County proposes new chapter for Pinelands Branch library in
Burlington County Times
By Danielle Camilli Staff writer | Posted: Thursday, February 14, 2013 5:00 pm
County officials have rejected Medford’s latest proposal in the ongoing dispute over the Pinelands Branch library, but has countered with its own plan to modernize the operation.
While the proposal would keep the Allen Avenue building open and renovate it to meet what the county deems as today’s library needs, the plan does not address the Medford Township Council’s ongoing concerns with the municipality’s financial share of the annual costs to run the building.
On Thursday, Mayor Frank Czekay said he agreed with the county’s vision for modernizing the Pinelands Branch and appreciated the Burlington County Board of Freeholders’ willingness to “open dialogue” about its future.
“I thought it was an excellent letter,” Czekay said of the county’s written counterproposal.
Medford’s next step is to review and respond to the county’s latest proposal. The Township Council will discuss it during Tuesday’s scheduled executive session, Czekay said.
The township has raised questions about the $30,000 it spends annually for maintenance, utilities and insurance as the host of the branch since residents also pay $1 million in library taxes to support the county system. The county, as it does for its other branch libraries, picks up the rest of the cost, including the collection and personnel.
The county has pledged one-time assistance to Medford and has agreed to pay up to $30,000 this year to help the financially strapped community. But it also said the township needs to pick up the cost going forward and plan for the library’s future if it’s to stay open and continue as a county branch.
Without a signed agreement that Medford will pay the annual cost share and improve the library to meet modern needs, Freeholder Leah Arter, the liaison to the Library Commission, would not outright commit to the Pinelands Branch remaining open when asked at Wednesday’s freeholders meeting.
“We will have library service in the Pinelands area,” Arter said when pressed by a Medford resident on whether a library would stay in town.
While Arter said she hoped that the county’s new proposal would be accepted and that the branch would remain in the downtown Medford Village, she stressed that the facility needs to be updated.
She indicated that the Pinelands Branch is “inadequate” for serving the community’s needs and suggested that the township-owned building must be upgraded or replaced and that Medford could opt out of the county system if it chose not to comply.
In turn, Medford presented a plan to the county, which neither party would publicly share, but which the county has rejected.

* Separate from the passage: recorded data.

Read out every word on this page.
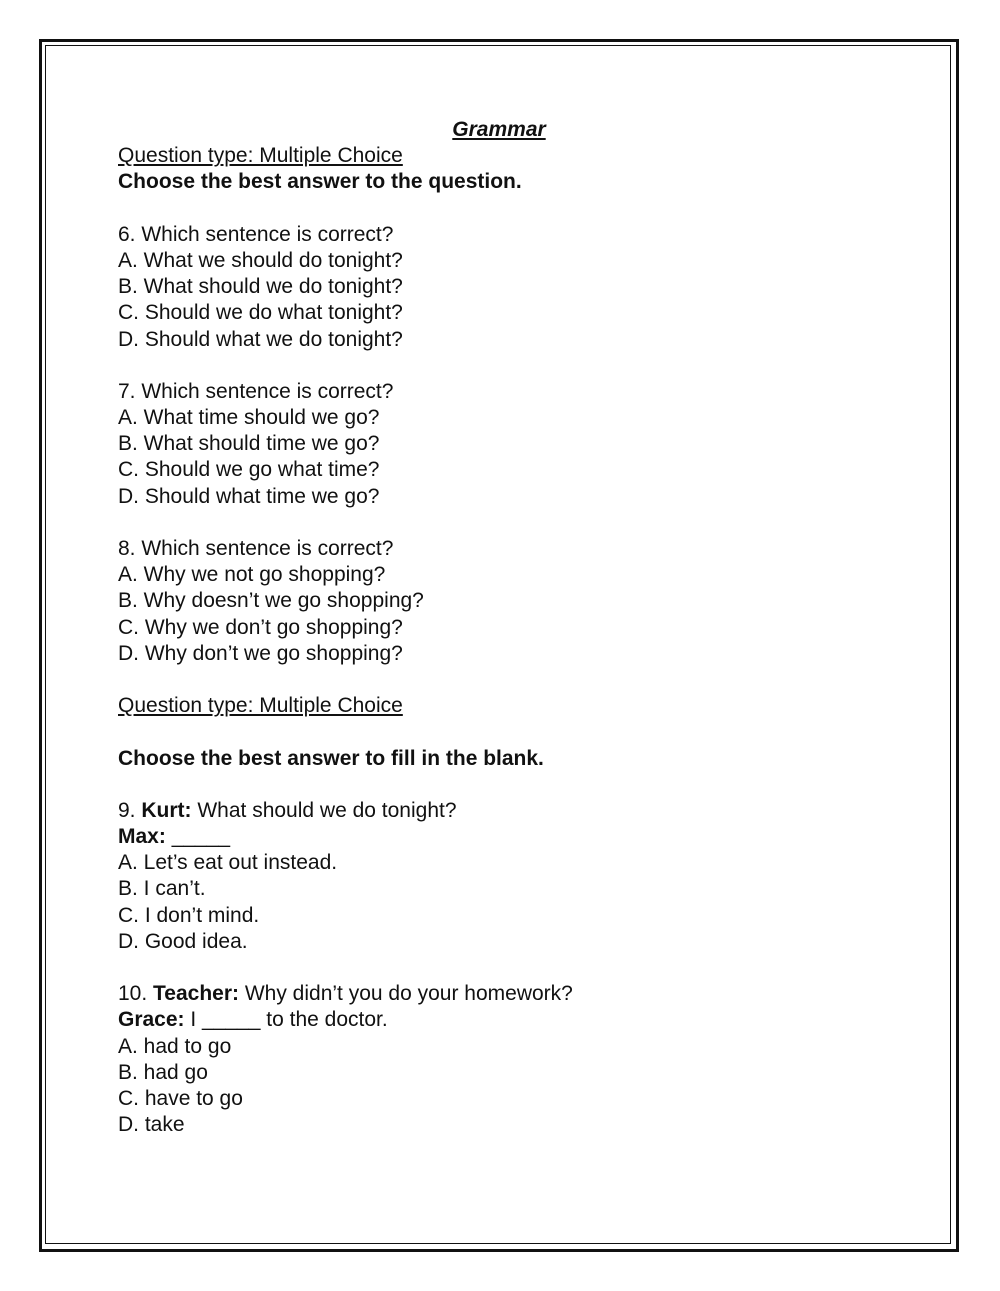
Grammar
Question type: Multiple Choice
Choose the best answer to the question.
6. Which sentence is correct?
A. What we should do tonight?
B. What should we do tonight?
C. Should we do what tonight?
D. Should what we do tonight?
7. Which sentence is correct?
A. What time should we go?
B. What should time we go?
C. Should we go what time?
D. Should what time we go?
8. Which sentence is correct?
A. Why we not go shopping?
B. Why doesn’t we go shopping?
C. Why we don’t go shopping?
D. Why don’t we go shopping?
Question type: Multiple Choice
Choose the best answer to fill in the blank.
9. Kurt: What should we do tonight?
Max: _____
A. Let’s eat out instead.
B. I can’t.
C. I don’t mind.
D. Good idea.
10. Teacher: Why didn’t you do your homework?
Grace: I _____ to the doctor.
A. had to go
B. had go
C. have to go
D. take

Arter on Wednesday sent a letter to mayors in Lumberton, Medford, Medford Lakes, Shamong, Southampton, Tabernacle and Woodland outlining a proposal that would abandon 10-year-old plans that called for a 20,000-square-foot branch and focus on revamping the 6,000-square-foot Pinelands library.
“The county requests your fair consideration of this pilot plan in concept, and asks that you work with us toward a cost-share agreement that is fair and reasonable for Medford residents, and residents of surrounding communities who wish to use a functional and modern Pinelands Branch library,” Arter wrote.
Under the proposal, the county asks Medford to be part of a “joint pilot program” that would modernize the current Pinelands library. The “conceptual improvement plan” calls for the building’s interior to be totally renovated and restructured into three distinct areas.
There would be a larger area for programs and meeting space; a small “adult” reading room with best-sellers and other popular titles available and a quiet area to read; and a new computer room/cyber café with the building’s computers in one place and a focus on electronic media, including increasing popular downloadable e-books.
“Currently, computers are haphazardly placed about the library because of space constraints,” Arter wrote in her letter. “But this separate area will address the changing demands of library users.”
Arter said she recognizes the plan does not address the current parking shortage at the library.
“Frankly, it will take some creative ideas to address this space shortage, and an evaluation of the existing site and neighboring properties,” she wrote.
Once an agreement is settled, Czekay said, local officials will begin discussions about their options for rehabilitating the facility or creating a library elsewhere in town. He said a modern library must meet the needs of a 21st-century community, including access to online resources and WiFi, as well as meeting spaces, a children’s area and some paper materials.
Czekay seemed confident that a deal would be brokered to keep the library open.
“Any rumors out there about the library closing are completely unfounded,” he said.
Staff writer Kristen Coppock contributed to this story.